Intervention de Claude Domeizel

Réunion du 17 février 2009 à 22h20
Application des articles 34-1 39 et 44 de la constitution — Article 13 priorité suite

Photo de Claude DomeizelClaude Domeizel :

Au fond, ce qui semble déranger la majorité, c’est que l’opposition use du droit d’amendement comme d’une tribune politique.

L’exercice du droit d’amendement constitue en effet un excellent instrument de combat politique.

Vous ne retenez que les manœuvres d’obstruction pour justifier votre action. Mais ces cas ne sont pas les plus intéressants ni les plus fréquents.

Vous vous attardez volontairement sur cet aspect essentiellement négatif.

Or l’utilisation politique du droit d’amendement, dans un but pédagogique auprès de l’opinion ou pour illustrer la capacité d’alternance de l’opposition, présente un aspect positif, qui enrichit de façon sensible le débat parlementaire.

Lorsque les parlementaires socialistes, par exemple, défendent un contre-plan de relance, qu’ils reprennent dès que l’occasion le permet sous forme d’amendements, ou lorsqu’ils déposent une motion de censure à l’encontre du Gouvernement, ils usent d’une prérogative qui leur permet de défendre un contre-projet pour démontrer que l’opposition est capable de réformes législatives d’ampleur.

En agissant de la sorte, nous opposons notre propre logique politique à celle du Gouvernement.

Il existe une contradiction entre la volonté de mieux programmer le travail parlementaire et la frénésie législative, doublée de l’urgence.

Pour le Gouvernement, en limitant le temps de la discussion, on va forcer tous les parlementaires à prendre leur parole au sérieux.

Il s’agit de programmer le travail parlementaire, de lutter contre l’absentéisme et d’améliorer la qualité du travail parlementaire.

Par ailleurs, la limitation drastique de l’usage du « 49-3 » porte en elle la possibilité d’un blocage absolu du système parlementaire. On ne peut nier ces difficultés.

Cependant, la meilleure façon de programmer les débats est non de limiter ceux-ci dans le temps, mais de faire moins de lois en rafales, longues et très complexes.

Ce dont souffre la qualité des normes, ce n’est pas du temps excessif que leur auraient consacré les parlementaires : c’est d’un empressement retirant au débat sa sérénité et favorisant les malfaçons.

Le Président de la République évoque le « besoin d’agir », et d’agir « vite », bien sûr. Il confond l’annonce de l’action et l’action elle-même !

Le temps de l’annonce n’est pas celui de l’action, surtout en matière législative. Ce n’est pas parce qu’une loi est vite faite qu’elle est bien faite et appliquée. Ce n’est pas la quantité de lois qui fait leur efficacité.

Dans son dernier rapport sur l’application des lois, le Sénat relève qu’à peine un quart des mesures réglementaires attendues pour les lois votées au cours de l’année parlementaire 2007-2008 a été publié, contre 32, 1 % l’année précédente. Pour les lois dont le projet avait fait l’objet d’une déclaration d’urgence, ce taux d’application tombe à 10 % ! On croit rêver ! Seules dix lois votées depuis le début de la législature sont devenues pleinement applicables.
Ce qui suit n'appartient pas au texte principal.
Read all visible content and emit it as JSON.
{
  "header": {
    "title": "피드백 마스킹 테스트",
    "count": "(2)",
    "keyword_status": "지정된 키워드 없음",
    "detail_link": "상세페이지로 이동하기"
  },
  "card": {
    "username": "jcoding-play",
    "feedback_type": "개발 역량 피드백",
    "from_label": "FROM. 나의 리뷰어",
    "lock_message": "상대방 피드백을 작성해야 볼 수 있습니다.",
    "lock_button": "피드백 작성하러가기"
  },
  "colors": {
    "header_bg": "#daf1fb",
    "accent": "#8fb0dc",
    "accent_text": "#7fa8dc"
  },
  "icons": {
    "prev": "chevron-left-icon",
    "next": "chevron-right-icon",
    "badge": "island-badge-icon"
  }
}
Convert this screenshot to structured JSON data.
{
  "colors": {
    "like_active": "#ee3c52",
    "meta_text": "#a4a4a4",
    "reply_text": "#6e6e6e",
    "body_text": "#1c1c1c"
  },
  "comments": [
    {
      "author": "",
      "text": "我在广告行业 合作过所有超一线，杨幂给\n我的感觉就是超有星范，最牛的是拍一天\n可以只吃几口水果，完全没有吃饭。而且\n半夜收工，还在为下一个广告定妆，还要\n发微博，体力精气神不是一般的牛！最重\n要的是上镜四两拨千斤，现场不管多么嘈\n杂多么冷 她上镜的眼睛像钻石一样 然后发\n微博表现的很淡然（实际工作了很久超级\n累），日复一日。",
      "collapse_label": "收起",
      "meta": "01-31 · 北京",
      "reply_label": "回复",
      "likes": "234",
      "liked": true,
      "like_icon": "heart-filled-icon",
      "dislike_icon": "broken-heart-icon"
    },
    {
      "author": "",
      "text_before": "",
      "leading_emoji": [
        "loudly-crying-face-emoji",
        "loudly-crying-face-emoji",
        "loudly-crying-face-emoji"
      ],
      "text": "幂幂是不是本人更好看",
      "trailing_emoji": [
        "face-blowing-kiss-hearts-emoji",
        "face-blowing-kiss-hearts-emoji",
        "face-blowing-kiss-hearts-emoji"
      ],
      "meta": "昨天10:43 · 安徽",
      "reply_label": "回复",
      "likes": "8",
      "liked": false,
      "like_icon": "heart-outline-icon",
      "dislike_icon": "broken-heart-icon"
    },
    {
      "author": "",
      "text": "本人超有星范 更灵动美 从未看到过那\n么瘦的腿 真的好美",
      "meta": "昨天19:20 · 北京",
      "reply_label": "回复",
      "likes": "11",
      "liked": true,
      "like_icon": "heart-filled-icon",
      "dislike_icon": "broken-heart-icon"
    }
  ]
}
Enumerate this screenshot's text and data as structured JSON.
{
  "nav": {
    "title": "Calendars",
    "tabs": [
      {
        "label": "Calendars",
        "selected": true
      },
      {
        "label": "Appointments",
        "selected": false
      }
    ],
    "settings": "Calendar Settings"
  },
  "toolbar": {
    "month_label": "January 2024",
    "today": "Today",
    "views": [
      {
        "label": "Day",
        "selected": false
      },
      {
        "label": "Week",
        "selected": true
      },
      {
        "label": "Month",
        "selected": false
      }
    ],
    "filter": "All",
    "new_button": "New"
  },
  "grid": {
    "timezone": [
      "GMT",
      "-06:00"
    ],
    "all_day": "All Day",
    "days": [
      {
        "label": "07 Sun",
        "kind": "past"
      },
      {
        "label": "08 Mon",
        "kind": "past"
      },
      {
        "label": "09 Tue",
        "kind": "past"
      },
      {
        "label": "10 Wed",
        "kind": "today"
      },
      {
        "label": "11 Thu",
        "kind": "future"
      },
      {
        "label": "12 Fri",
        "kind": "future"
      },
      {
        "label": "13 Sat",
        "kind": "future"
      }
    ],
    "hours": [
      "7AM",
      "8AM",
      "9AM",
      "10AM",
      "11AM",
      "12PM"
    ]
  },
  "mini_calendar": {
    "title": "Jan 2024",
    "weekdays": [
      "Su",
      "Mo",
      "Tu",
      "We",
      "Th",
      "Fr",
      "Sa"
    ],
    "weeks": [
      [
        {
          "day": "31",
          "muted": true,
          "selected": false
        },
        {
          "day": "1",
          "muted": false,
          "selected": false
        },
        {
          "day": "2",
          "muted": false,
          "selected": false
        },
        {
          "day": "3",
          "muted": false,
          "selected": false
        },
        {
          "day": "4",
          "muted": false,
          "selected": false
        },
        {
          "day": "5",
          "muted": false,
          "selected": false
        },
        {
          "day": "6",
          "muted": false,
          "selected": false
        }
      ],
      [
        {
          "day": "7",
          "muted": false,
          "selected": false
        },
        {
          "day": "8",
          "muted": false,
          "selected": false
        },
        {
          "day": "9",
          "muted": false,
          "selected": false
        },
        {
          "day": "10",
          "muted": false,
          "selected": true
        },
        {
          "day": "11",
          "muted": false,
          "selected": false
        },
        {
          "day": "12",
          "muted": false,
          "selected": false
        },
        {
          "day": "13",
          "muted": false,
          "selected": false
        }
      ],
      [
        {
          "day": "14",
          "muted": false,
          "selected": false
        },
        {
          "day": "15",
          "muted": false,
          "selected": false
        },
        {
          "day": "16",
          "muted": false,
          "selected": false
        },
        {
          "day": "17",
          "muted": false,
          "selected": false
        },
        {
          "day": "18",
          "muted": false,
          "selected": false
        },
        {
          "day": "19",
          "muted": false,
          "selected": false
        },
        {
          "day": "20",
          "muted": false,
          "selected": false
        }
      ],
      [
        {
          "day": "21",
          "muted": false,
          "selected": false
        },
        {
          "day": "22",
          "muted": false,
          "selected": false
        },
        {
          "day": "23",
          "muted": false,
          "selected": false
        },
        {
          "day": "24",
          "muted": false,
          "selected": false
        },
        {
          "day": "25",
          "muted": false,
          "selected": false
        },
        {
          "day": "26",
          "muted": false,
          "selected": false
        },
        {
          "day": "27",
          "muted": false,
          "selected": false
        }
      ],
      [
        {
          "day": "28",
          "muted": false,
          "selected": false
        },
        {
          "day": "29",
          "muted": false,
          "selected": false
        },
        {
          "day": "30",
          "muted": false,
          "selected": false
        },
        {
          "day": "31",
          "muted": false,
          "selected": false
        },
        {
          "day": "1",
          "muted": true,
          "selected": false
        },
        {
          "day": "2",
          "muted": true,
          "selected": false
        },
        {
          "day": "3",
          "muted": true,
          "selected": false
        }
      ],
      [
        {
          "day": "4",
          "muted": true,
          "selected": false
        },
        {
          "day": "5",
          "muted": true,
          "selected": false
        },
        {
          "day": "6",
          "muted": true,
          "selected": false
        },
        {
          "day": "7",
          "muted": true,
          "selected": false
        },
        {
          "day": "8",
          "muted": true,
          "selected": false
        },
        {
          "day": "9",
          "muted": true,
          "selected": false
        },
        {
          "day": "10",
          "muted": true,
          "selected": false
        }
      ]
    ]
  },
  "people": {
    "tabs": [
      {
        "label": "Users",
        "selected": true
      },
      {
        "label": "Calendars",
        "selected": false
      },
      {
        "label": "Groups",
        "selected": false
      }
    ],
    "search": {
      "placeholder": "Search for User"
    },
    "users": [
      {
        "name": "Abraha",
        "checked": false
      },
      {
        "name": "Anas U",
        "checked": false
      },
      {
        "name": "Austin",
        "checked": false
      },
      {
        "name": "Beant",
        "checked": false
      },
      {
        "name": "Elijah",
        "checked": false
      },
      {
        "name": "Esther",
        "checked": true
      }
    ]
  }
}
Le nombre et la longueur des textes augmentent sans cesse sous la double influence de la décentralisation et de la construction européenne, mais aussi parce que le Gouvernement ajoute de nombreux articles additionnels à ses propres projets de loi.

La qualité de la loi, la sécurité juridique et la clarté de la loi ne sont plus assurées de façon satisfaisante.

Ainsi, que doit-on penser de l’article 13 figurant dans le présent projet de loi organique alors que le Sénat a annoncé par avance qu’il ne le mettrait pas en application ? Nous connaîtrons sur ce point une situation de bicamérisme inégalitaire, ce qui n’est pas acceptable au regard du bon fonctionnement de l’institution parlementaire.

La loi organique a pour objet de mettre en application certaines dispositions de la Constitution afin d’uniformiser la procédure législative et d’apporter de la cohérence au vote de la loi, puisque la loi est l’expression du Parlement.

C’est la raison pour laquelle nous vous proposons d’inscrire dans la loi organique que tout article de tout projet ou de toute proposition de loi donne lieu à un débat en séance publique. Ce débat doit inclure la présentation de l’ensemble des amendements déposés sur cet article, l’exposé de l’avis de la commission et du Gouvernement et les explications de vote des membres du Parlement, dans les conditions fixées par les règlements des assemblées parlementaires.